I'm sure I can make it fit one way or another! I really appreciate you, thanks again!
That might be the case. Hopefully the wires weren't cut too close to the connector. That will be kind of a bitch trying to get those crimped back together in the footwell.
That might be the case. Hopefully the wires weren't cut too close to the connector. That will be kind of a bitch trying to get those crimped back together in the footwell.
The terminals are a piece of cake to get out of the connector. Remove the terminals (note where they are first!!) then do the wire repairs (crimp or solder) then push the wires back into the connector and reconnect the connector to the switch.
I'm going to see if I can find some of those Sylvania Zevo LED wedge bulbs around here for the cluster backlighting and will troubleshoot the parking brake light again. Never checked for continuity on the wiring harness pin that goes to it and now I/m curious
Okay so I dug into the clutch pedal wiring, I wanted to see if possibly untwisting the wires that were crossed would make my high idle work because then essentially the clutch pedal would be released as far as the PCM knows. Unfortunately, my high idle still did not work. My next question is, why are there four wires going to the switch? They're only three pins on my connector so one of them probably fell out or was removed by one of the previous owners. Does anybody have a diagram for that particular plug?

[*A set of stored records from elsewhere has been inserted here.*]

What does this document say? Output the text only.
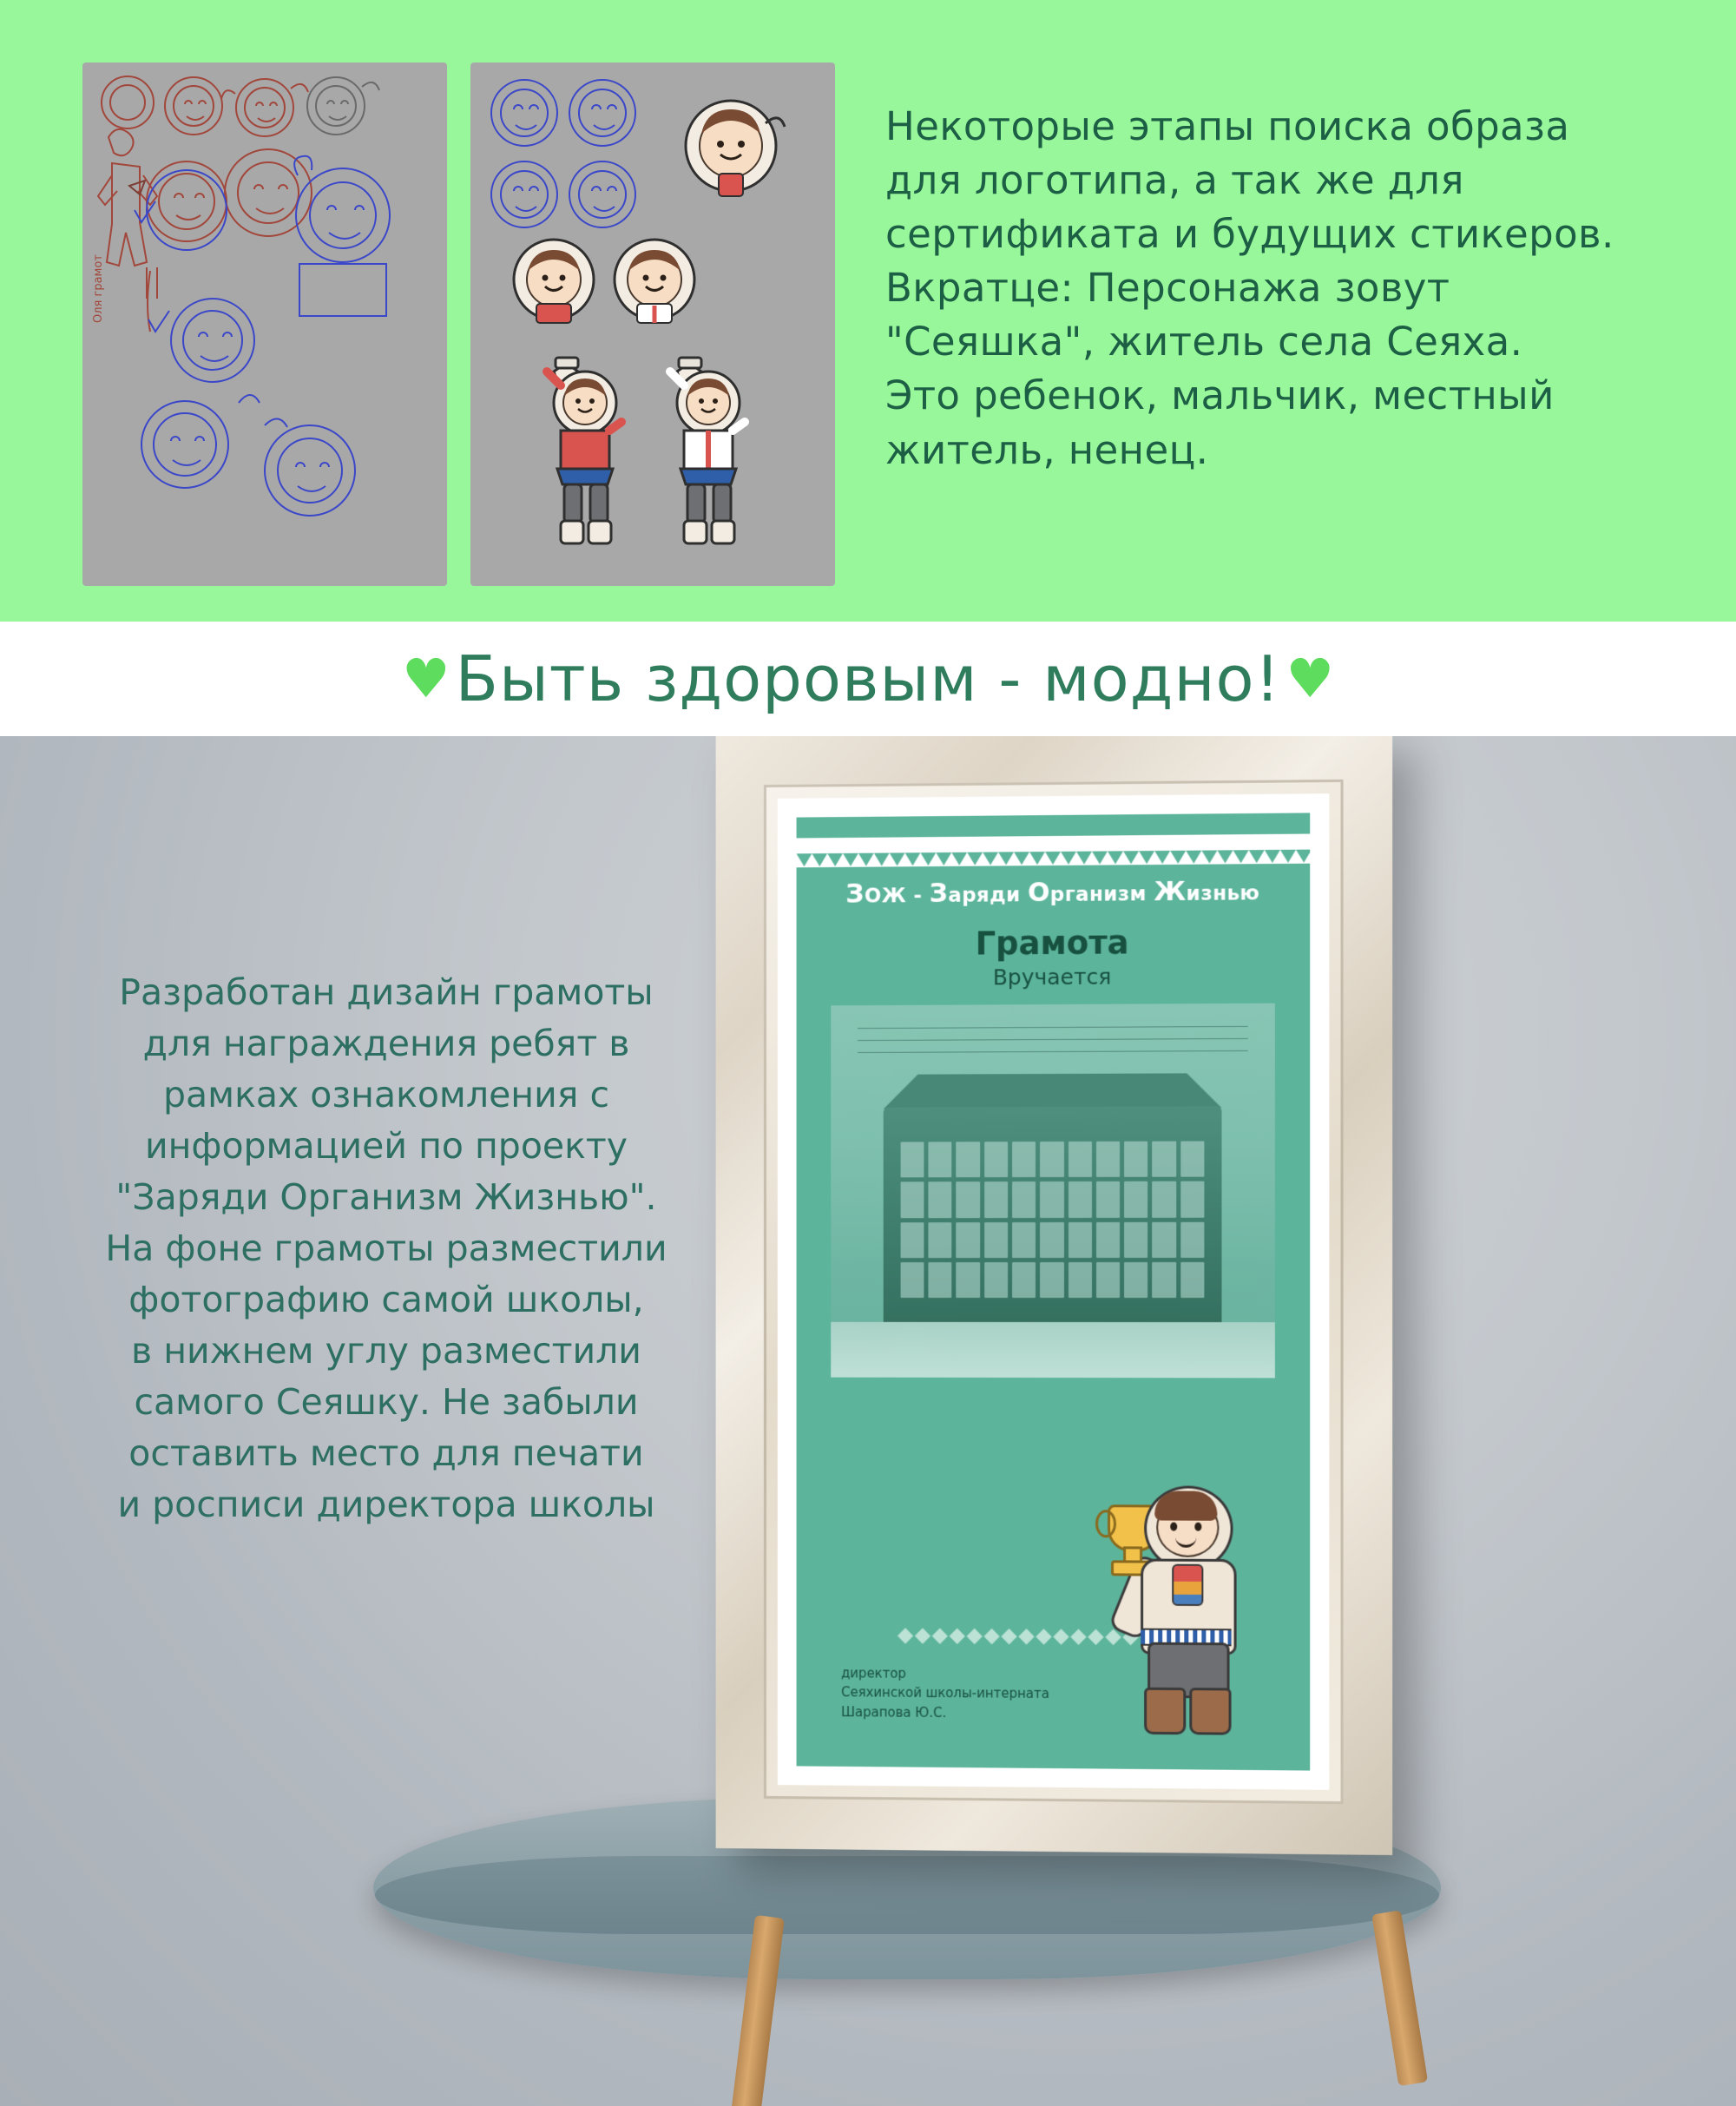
Оля грамот

Некоторые этапы поиска образа

для логотипа, а так же для

сертификата и будущих стикеров.

Вкратце: Персонажа зовут

"Сеяшка", житель села Сеяха.

Это ребенок, мальчик, местный

житель, ненец.

♥ Быть здоровым - модно! ♥

Разработан дизайн грамоты

для награждения ребят в

рамках ознакомления с

информацией по проекту

"Заряди Организм Жизнью".

На фоне грамоты разместили

фотографию самой школы,

в нижнем углу разместили

самого Сеяшку. Не забыли

оставить место для печати

и росписи директора школы

ЗОЖ - Заряди Организм Жизнью
Грамота
Вручается
директор
Сеяхинской школы-интерната
Шарапова Ю.С.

I'm going to see if I can find some of those Sylvania Zevo LED wedge bulbs around here for the cluster backlighting and will troubleshoot the parking brake light again. Never checked for continuity on the wiring harness pin that goes to it and now I/m curious
Make sure you bend the tabs on the parking brake light bulb holder outwards a little bit so it will make better contact with the cluster. As I stated in one of my previous comments, I was unable to get that continuity check to work. I may have been on the wrong wire though. I thought I tried all of them but obviously, I did something wrong. I'm not sure what color the parking brake wire is when it gets up to the cluster. I just followed the bulb wiring on the board itself up to it's corresponding pin on the connector and assumed that was the brake wire. Then again, my voltage meter has been really messed up lately with the ends of the needles coming out of the pens so, I need to get a new one. regardless, good luck, I hope you find the problem!
Okay so I dug into the clutch pedal wiring, I wanted to see if possibly untwisting the wires that were crossed would make my high idle work because then essentially the clutch pedal would be released as far as the PCM knows. Unfortunately, my high idle still did not work. My next question is, why are there four wires going to the switch? They're only three pins on my connector so one of them probably fell out or was removed by one of the previous owners. Does anybody have a diagram for that particular plug?
2 are for starting circuit. And 2 are for cruise control cancel.
That's right, you did say that. I had completely forgotten about that. So I do need to hook that back up.
I need a new pin then. Does anyone have a link where I might could just buy the whole new connector with new pins? I also need to find a diagram for which wire goes where. I wish my FSM was working right now. I really need to get my old computer back out.